Bu madde kapsamına giren sigortalılar hakkında zaman aşımının kesilmesi ve zaman aşımının işlememesi ile ilgili olarak 6183 sayılı Amme Alacaklarının Tahsil Usulü Hakkında Kanunun 103 üncü maddesinin 1.fıkrasının (6),(8) ve (10) numaralı bentleri hariç diğer hükümleri ile aynı Kanunun 104 üncü maddesi hükümlerinin uygulanacağı , yine 5458 sayılı Yasa’nın 14.maddesi ile eklenen ve 1.3.2006 tarihinde yürürlüğe giren Geçici 26.maddesine göre bu Kanun ve 2926 sayılı Kanuna göre kayıt ve tescili yapıldığı halde 31.3.2005 tarihi itibariyle beş yıl ve daha fazla süreye ilişkin prim borcu bulunan sigortalılar ve hak sahiplerinden bu sürelere ilişkin prim borçlarını yeniden yapılandırma talebinde bulunmayanlar veya yeniden yapılandırma talebinde bulundukları halde yapılandırma haklarını kaybedenler hakkında ek 19.madde hükmü uygulanacağı bildirilmiştir.
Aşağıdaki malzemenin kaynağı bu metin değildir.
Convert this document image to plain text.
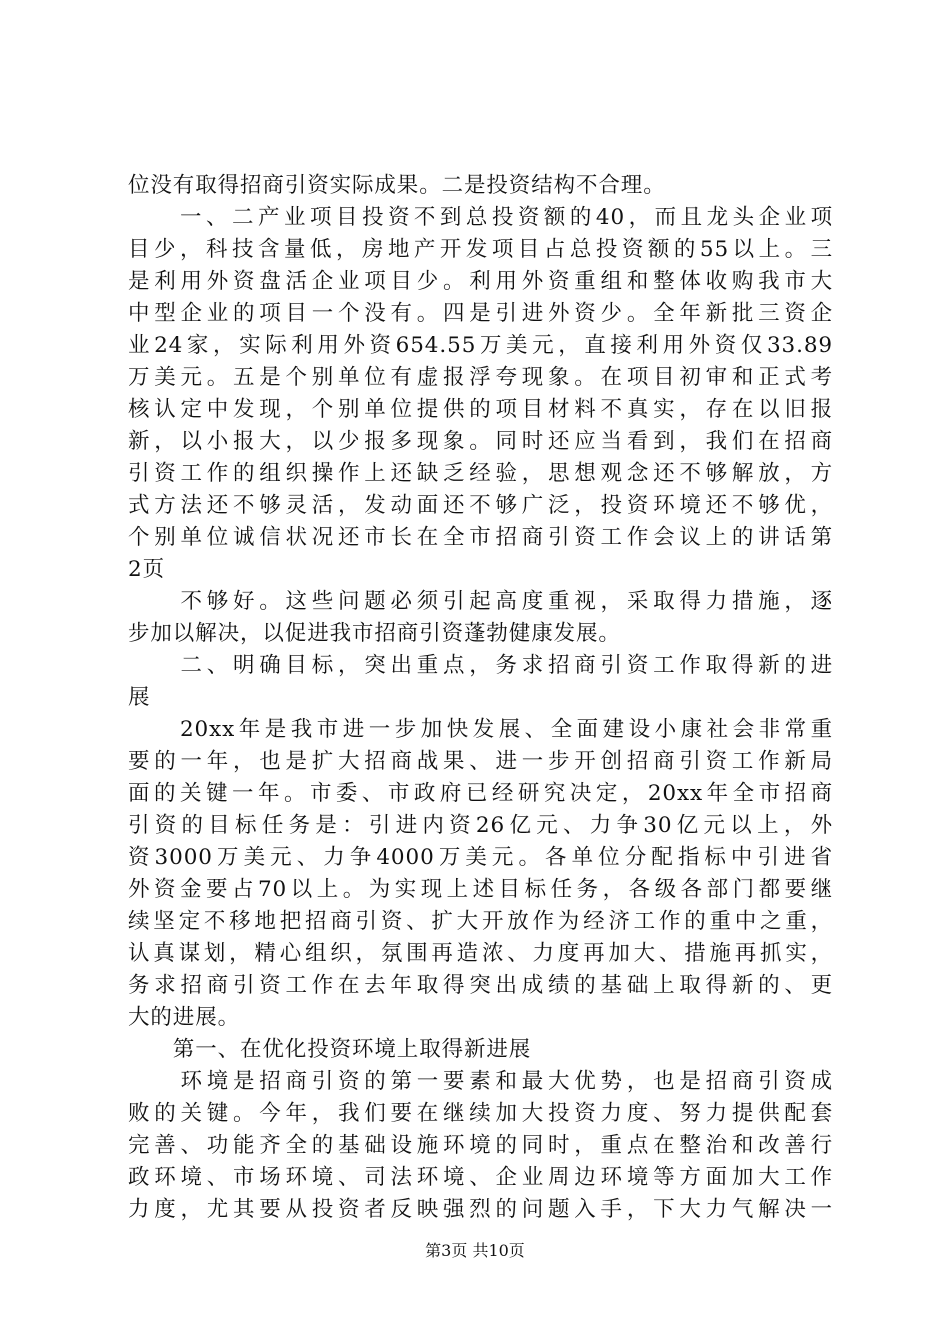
位没有取得招商引资实际成果。二是投资结构不合理。
　　一、二产业项目投资不到总投资额的40，而且龙头企业项
目少，科技含量低，房地产开发项目占总投资额的55以上。三
是利用外资盘活企业项目少。利用外资重组和整体收购我市大
中型企业的项目一个没有。四是引进外资少。全年新批三资企
业24家，实际利用外资654.55万美元，直接利用外资仅33.89
万美元。五是个别单位有虚报浮夸现象。在项目初审和正式考
核认定中发现，个别单位提供的项目材料不真实，存在以旧报
新，以小报大，以少报多现象。同时还应当看到，我们在招商
引资工作的组织操作上还缺乏经验，思想观念还不够解放，方
式方法还不够灵活，发动面还不够广泛，投资环境还不够优，
个别单位诚信状况还市长在全市招商引资工作会议上的讲话第
2页
　　不够好。这些问题必须引起高度重视，采取得力措施，逐
步加以解决，以促进我市招商引资蓬勃健康发展。
　　二、明确目标，突出重点，务求招商引资工作取得新的进
展
　　20xx年是我市进一步加快发展、全面建设小康社会非常重
要的一年，也是扩大招商战果、进一步开创招商引资工作新局
面的关键一年。市委、市政府已经研究决定，20xx年全市招商
引资的目标任务是：引进内资26亿元、力争30亿元以上，外
资3000万美元、力争4000万美元。各单位分配指标中引进省
外资金要占70以上。为实现上述目标任务，各级各部门都要继
续坚定不移地把招商引资、扩大开放作为经济工作的重中之重，
认真谋划，精心组织，氛围再造浓、力度再加大、措施再抓实，
务求招商引资工作在去年取得突出成绩的基础上取得新的、更
大的进展。
　　第一、在优化投资环境上取得新进展
　　环境是招商引资的第一要素和最大优势，也是招商引资成
败的关键。今年，我们要在继续加大投资力度、努力提供配套
完善、功能齐全的基础设施环境的同时，重点在整治和改善行
政环境、市场环境、司法环境、企业周边环境等方面加大工作
力度，尤其要从投资者反映强烈的问题入手，下大力气解决一
第3页 共10页
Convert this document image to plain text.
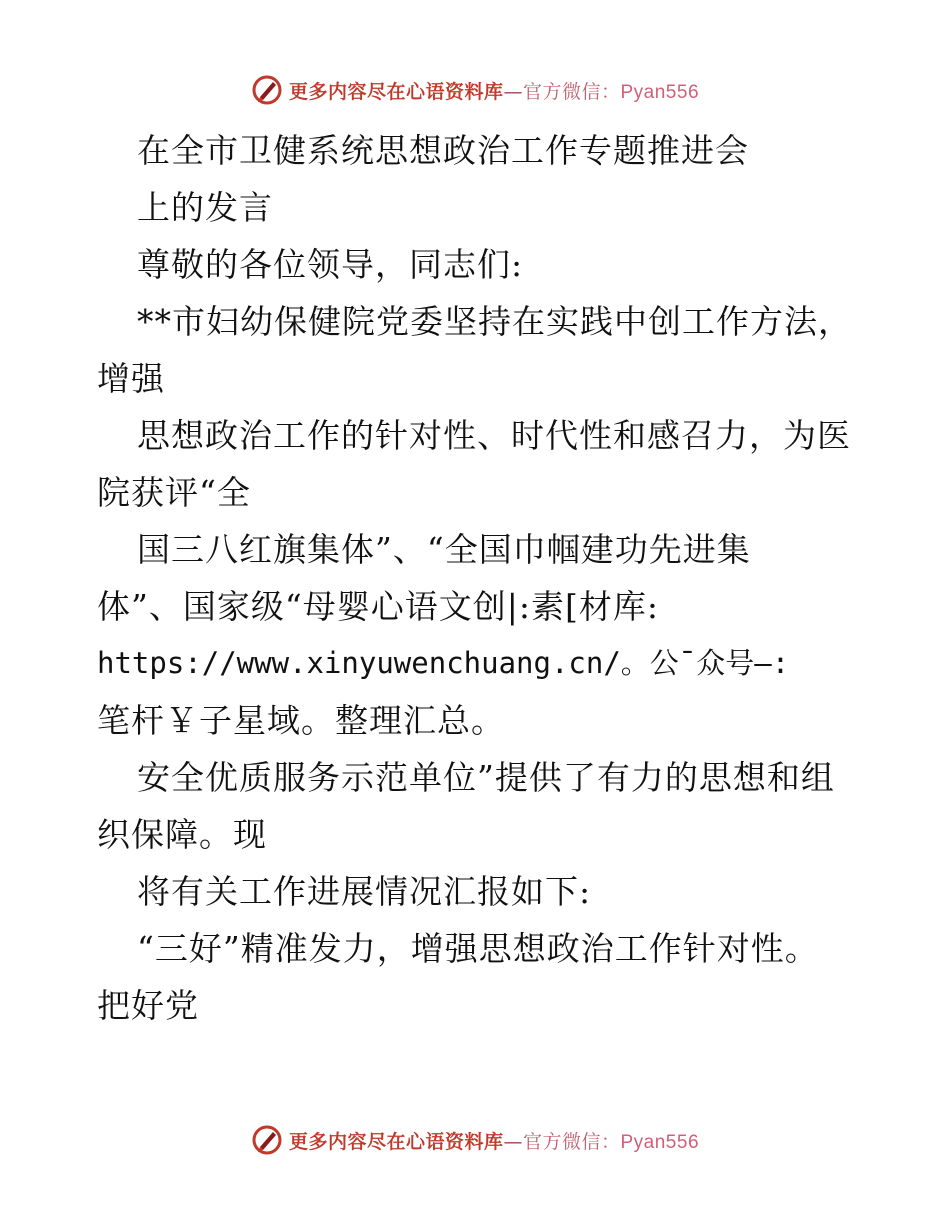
更多内容尽在心语资料库—官方微信：Pyan556
在全市卫健系统思想政治工作专题推进会
上的发言
尊敬的各位领导，同志们:
**市妇幼保健院党委坚持在实践中创工作方法，
增强
思想政治工作的针对性、时代性和感召力，为医
院获评“全
国三八红旗集体”、“全国巾帼建功先进集
体”、国家级“母婴心语文创|:素[材库:
https://www.xinyuwenchuang.cn/。公¯众号—:
笔杆￥子星域。整理汇总。
安全优质服务示范单位”提供了有力的思想和组
织保障。现
将有关工作进展情况汇报如下:
“三好”精准发力，增强思想政治工作针对性。
把好党
更多内容尽在心语资料库—官方微信：Pyan556
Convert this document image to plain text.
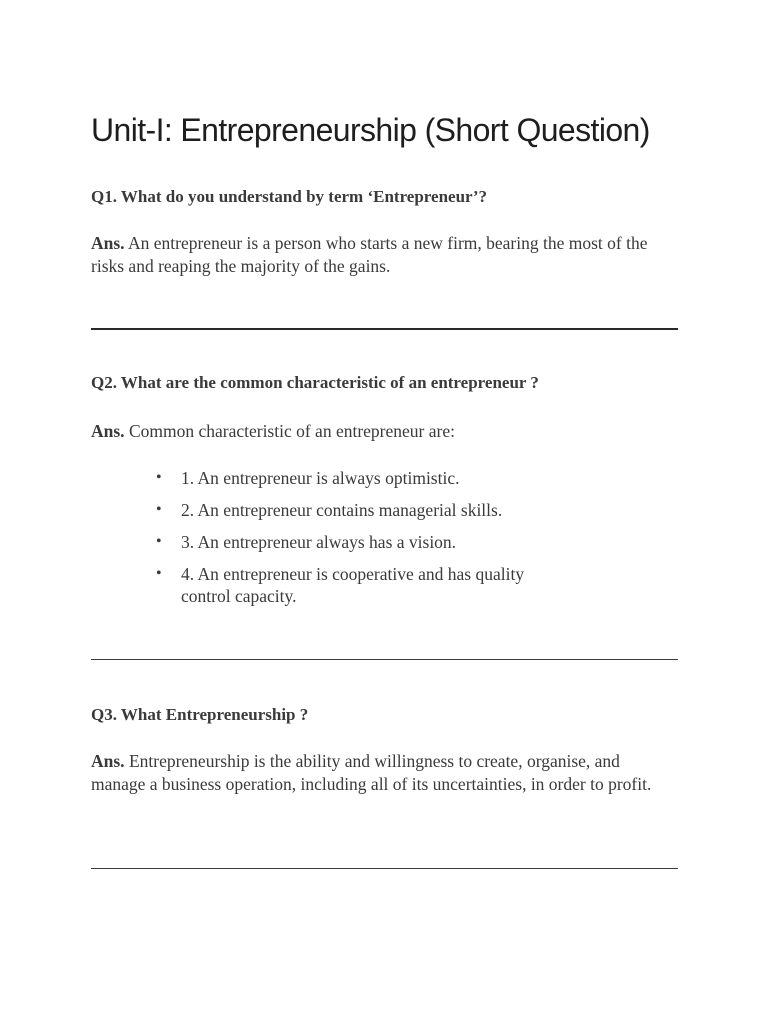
Unit-I: Entrepreneurship (Short Question)

Q1. What do you understand by term ‘Entrepreneur’?

Ans. An entrepreneur is a person who starts a new firm, bearing the most of the risks and reaping the majority of the gains.

Q2. What are the common characteristic of an entrepreneur ?

Ans. Common characteristic of an entrepreneur are:

• 1. An entrepreneur is always optimistic.
• 2. An entrepreneur contains managerial skills.
• 3. An entrepreneur always has a vision.
• 4. An entrepreneur is cooperative and has quality control capacity.

Q3. What Entrepreneurship ?

Ans. Entrepreneurship is the ability and willingness to create, organise, and manage a business operation, including all of its uncertainties, in order to profit.
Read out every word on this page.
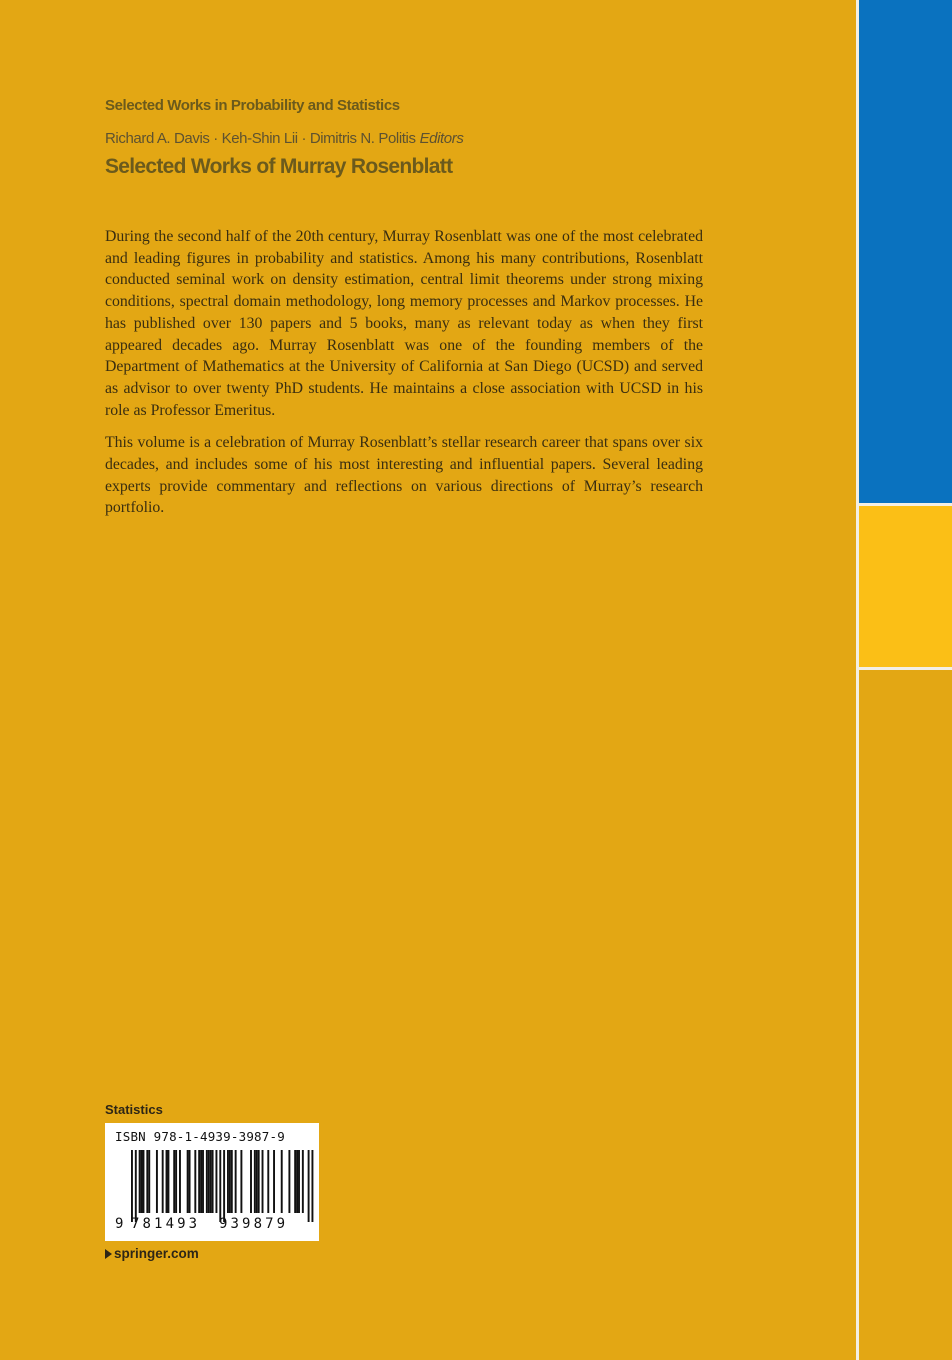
Selected Works in Probability and Statistics
Richard A. Davis · Keh-Shin Lii · Dimitris N. Politis Editors
Selected Works of Murray Rosenblatt

During the second half of the 20th century, Murray Rosenblatt was one of the most celebrated and leading figures in probability and statistics. Among his many contributions, Rosenblatt conducted seminal work on density estimation, central limit theorems under strong mixing conditions, spectral domain methodology, long memory processes and Markov processes. He has published over 130 papers and 5 books, many as relevant today as when they first appeared decades ago. Murray Rosenblatt was one of the founding members of the Department of Mathematics at the University of California at San Diego (UCSD) and served as advisor to over twenty PhD students. He maintains a close association with UCSD in his role as Professor Emeritus.

This volume is a celebration of Murray Rosenblatt’s stellar research career that spans over six decades, and includes some of his most interesting and influential papers. Several leading experts provide commentary and reflections on various directions of Murray’s research portfolio.

Statistics
ISBN 978-1-4939-3987-9
9 781493 939879
springer.com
Davacının istemi dikkate alındığında prim borcunu ödemeyi istemediği gibi, talebine göre de, uyuşmazlığa 01.03.2006 tarihinde yürürlüğe giren 1479 sayılı Yasa"nın değişik Ek 19 ve Geçici 26.maddelerinin uygulanacağının kabulü gerekir. Yapılacak iş, davacının ödediği primlerin tam olarak karşıladığı ayın sonu itibariyle beş yıl ve daha fazla süreye ilişkin prim borcu bulunup bulunmadığı tespit edilerek, borcu var ise primlerin tam olarak karşıladığı ay sonu itibariyle zorunlu Bağ-Kur sigortalılığını durdurmak ve prim borcunun ait olduğu süreler sigortalılık süresi olarak değerlendirilmeyerek, sigortalılığın durdurulması beş yıl ve daha fazla süreye ilişkin prim borcunun olmadığının anlaşılması halinde ise zorunlu Bağ-Kur sigortalılığını geçerli saymak ve şimdiki gibi karar vermekten ibarettir.
Mahkemece, bu maddi ve hukuki olgular gözardı edilerek eksik araştırma ve inceleme ile yazılı şekilde hüküm kurulması usul ve yasaya aykırı olup bozma nedenidir.
O halde, davacının bu yönleri amaçlayan temyiz itirazları kabul edilmeli ve hüküm bozulmalıdır.
SONUÇ: Hükmün yukarıda açıklanan nedenlerle BOZULMASINA, temyiz harcının istek halinde davacıya iadesine, 26.02.2008 gününde oybirliğiyle karar verildi.